The negative experience in the first few days of a fast is detoxifying a lifetime of toxins stored up in fatty tissue, crammed into the body, meal after dirty meal. During a fast, countless toxins dramatically enter into the bloodstream at a rapid rate. This may be the body’s first chance to detoxify. Our unhealthy lifestyle does not lend itself to a friendly introduction of fasting’s true character. 

Many people make the mistake of trying their very first fast on water, not preparing with a transition of eating fresh fruit and vegetables two weeks before the fast, easing detoxification. So they bail out after a day, left with an entrenched wrong impression that fasting is about bad breath, weakness and headaches, mistaking detoxification with fasting. 

The truth of the matter is the North American diet never allows the body to cleanse itself. We eat all the time. The math is simple. When intake of calories is greater than burned, the results will be stored body fat. It is the same with toxins. When intake of toxins is greater than removed, the results will be toxic overload. If you are overweight this is a pretty good sign you are carrying around a storehouse of toxins, affecting normal cell functions. What happens if the toxic-load is greater than the internal-caretaker can remove?
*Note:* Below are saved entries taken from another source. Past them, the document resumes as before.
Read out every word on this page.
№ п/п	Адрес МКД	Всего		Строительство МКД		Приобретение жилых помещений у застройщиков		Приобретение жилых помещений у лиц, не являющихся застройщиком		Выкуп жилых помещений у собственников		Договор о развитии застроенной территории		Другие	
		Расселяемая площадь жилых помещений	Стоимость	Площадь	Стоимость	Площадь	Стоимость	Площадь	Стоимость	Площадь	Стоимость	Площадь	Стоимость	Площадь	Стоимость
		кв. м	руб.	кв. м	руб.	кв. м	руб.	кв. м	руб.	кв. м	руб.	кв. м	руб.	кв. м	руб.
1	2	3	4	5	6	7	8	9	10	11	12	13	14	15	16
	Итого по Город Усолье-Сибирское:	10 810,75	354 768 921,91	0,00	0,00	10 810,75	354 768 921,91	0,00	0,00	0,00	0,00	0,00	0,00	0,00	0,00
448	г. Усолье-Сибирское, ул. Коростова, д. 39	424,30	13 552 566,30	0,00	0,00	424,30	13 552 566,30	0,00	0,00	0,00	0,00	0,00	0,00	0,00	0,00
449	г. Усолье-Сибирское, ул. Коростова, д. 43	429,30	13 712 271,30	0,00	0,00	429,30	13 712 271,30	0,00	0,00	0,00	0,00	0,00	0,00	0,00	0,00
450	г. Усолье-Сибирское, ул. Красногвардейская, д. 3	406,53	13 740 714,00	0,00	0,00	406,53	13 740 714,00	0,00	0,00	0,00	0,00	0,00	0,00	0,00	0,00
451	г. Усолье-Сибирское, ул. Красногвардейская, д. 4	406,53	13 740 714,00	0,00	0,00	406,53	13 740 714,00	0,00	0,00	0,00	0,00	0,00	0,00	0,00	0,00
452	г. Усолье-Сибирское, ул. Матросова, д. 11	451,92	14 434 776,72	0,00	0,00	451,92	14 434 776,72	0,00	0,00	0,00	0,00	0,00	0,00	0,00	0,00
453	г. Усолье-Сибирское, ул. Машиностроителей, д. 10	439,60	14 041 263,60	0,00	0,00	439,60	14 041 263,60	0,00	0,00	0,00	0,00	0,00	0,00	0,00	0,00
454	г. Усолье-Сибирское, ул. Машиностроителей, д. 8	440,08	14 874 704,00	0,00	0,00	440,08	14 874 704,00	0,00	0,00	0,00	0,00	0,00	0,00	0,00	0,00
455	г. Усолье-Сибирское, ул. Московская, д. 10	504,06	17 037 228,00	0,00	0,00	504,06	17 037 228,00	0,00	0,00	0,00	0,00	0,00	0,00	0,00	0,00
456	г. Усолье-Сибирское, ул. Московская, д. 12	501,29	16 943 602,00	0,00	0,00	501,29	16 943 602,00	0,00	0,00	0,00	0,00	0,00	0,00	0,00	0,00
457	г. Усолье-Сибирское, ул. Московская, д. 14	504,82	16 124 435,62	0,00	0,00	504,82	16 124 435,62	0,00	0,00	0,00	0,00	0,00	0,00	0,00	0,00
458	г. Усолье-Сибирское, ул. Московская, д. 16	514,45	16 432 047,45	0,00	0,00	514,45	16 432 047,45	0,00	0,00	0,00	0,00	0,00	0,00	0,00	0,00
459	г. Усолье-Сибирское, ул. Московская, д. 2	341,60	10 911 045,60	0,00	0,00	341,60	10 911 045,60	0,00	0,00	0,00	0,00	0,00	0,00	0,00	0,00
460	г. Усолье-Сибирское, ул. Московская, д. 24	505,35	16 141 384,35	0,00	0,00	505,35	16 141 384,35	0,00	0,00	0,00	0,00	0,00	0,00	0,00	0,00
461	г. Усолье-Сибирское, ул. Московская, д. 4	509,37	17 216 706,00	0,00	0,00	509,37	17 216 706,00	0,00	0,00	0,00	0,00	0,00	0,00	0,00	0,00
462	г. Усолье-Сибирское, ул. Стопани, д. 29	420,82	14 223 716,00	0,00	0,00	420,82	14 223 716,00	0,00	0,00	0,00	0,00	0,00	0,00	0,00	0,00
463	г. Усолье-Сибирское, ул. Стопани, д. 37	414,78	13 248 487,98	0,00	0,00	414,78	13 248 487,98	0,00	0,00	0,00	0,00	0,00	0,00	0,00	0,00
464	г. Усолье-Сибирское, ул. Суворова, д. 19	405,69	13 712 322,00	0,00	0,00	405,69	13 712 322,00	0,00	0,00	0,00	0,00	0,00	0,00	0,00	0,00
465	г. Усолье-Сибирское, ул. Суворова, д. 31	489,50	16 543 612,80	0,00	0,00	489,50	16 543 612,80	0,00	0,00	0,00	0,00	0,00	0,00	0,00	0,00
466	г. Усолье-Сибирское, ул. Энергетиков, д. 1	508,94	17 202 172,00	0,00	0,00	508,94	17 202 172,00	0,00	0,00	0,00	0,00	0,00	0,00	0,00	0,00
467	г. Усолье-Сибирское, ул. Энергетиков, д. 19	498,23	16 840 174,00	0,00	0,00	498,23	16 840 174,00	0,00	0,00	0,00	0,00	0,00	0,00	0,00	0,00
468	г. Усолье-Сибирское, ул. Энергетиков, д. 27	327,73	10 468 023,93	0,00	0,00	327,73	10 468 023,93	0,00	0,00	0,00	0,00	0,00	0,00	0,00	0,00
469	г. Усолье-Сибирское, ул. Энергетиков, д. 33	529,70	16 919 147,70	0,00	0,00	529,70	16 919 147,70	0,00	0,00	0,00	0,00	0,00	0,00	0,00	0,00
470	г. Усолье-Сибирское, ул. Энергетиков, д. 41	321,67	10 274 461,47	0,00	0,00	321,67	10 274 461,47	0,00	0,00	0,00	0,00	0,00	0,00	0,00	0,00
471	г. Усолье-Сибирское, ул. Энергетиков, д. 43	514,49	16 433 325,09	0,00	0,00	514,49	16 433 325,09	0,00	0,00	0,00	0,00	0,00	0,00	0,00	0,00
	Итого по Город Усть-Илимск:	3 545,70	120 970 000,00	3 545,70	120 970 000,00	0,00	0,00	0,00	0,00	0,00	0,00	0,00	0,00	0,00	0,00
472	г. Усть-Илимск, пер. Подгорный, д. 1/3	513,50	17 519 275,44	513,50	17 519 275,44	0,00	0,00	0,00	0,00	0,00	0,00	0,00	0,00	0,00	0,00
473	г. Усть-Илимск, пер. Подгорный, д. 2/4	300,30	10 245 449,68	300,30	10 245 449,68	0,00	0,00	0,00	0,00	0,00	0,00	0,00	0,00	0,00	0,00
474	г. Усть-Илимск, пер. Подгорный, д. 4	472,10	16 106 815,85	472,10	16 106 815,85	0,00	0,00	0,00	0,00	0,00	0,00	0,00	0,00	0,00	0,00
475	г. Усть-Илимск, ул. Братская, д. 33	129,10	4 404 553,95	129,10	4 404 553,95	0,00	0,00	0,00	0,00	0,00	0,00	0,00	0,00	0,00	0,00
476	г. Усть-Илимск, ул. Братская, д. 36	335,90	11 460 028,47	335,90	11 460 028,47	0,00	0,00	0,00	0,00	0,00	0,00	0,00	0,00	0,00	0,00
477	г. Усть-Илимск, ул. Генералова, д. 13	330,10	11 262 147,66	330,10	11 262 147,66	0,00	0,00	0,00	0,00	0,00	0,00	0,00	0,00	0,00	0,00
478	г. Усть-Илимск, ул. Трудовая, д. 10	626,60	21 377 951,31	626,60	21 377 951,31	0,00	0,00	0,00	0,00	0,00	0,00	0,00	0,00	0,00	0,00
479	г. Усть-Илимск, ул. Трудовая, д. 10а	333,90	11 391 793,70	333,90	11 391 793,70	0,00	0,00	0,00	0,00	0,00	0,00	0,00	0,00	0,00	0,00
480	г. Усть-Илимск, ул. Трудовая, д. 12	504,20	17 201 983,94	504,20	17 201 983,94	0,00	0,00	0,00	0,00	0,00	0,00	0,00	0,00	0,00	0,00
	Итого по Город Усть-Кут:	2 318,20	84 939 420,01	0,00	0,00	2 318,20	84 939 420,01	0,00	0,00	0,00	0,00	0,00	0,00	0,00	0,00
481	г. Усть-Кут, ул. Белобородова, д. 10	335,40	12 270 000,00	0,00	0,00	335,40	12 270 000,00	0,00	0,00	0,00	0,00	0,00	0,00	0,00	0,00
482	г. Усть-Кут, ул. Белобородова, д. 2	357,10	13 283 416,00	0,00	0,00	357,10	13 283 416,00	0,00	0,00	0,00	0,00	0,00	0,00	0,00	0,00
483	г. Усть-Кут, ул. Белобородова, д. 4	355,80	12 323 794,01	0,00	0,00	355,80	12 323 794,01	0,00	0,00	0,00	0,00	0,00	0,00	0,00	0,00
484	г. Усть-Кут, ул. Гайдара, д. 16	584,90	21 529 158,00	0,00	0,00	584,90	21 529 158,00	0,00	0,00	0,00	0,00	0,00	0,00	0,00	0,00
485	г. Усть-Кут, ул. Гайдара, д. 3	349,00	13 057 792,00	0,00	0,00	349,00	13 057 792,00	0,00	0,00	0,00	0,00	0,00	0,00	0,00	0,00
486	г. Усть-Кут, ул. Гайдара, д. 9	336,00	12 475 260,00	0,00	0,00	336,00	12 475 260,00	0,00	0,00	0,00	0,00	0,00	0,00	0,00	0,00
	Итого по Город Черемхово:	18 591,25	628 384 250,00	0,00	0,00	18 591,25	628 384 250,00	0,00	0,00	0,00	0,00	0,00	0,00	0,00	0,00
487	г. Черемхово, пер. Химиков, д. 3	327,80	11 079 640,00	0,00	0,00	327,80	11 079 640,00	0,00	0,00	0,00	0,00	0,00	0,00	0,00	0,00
Sickness, weakened immune system and premature death, the plagues of our modern lifestyle.

If you could study your body cell, it would tell a story, a history of every substance you have eaten, breathed and come in contact with. Two thousand years ago people did not inhale air pollution, clean their homes with formaldehyde and ammonia or wear clothes saturated with chemical fabric softeners against their skin. They did not drink water laced with chlorine or eat foods containing a list of unpronounceable names like, sodium stearoyl-2-lactylate (I found this little gem in a loaf of “all natural bread” I bought). Not to mention the multitude of chemicals in shampoo, deodorant, mouthwash and toothpaste, all of which can be found in every cell of our 20th century bodies. Our environment has been dramatically altered and so has the human machine.

I have heard people proclaim Jesus’ 40 day fast must have been a miracle, an exercise in pain and self-martyrdom. This could not be further from the truth. They judge Jesus’ forty-day fast according to their few days’ experience of detoxifying. Due to a natural diet, Jesus body was clean and would not have undergone detoxification. I can say from personal experience, fasting with a clean body is nothing like the state of detoxification. The body enters into an extraordinary condition of peace and calm, a rare, quiet space where the inner life takes on vivid reality. Mind clears, yes, there is weakness, a pleasing relaxed island in a sea of tempestuous bustle.

I believe Jesus’ fast was the highlight of His earthly stay. Away from demanding crowds, alone with His Father whom He fiercely loved. Body stilled, spirit acutely strong. Many times Jesus slipped away to pray with His Father, avoiding the crowds, finding lonely places to pray (Luke 5:16). 

Jesus knew how demanding life was about to become. Knew Satan’s temptations laid ahead, a controversial three-year ministry that would end beaten and alone on a Roman cross. These precious few days were deep times of prayer, intercession, communion, an intimacy with God we cannot understand. This was not Gethsemane, the Garden of Sorrows, but a solitary place of fellowship, casting aside the demands of flesh and bone and clamoring crowds, they would come soon enough. Jesus was an Eternal Spirit, unused to the limitations of being cloaked in mortal, hungry flesh. The forty day fast must have been a liberating taste of His heavenly state, body weakened, spirit strengthened. The temptations of Satan did not stand a chance. Jesus was fully prepared.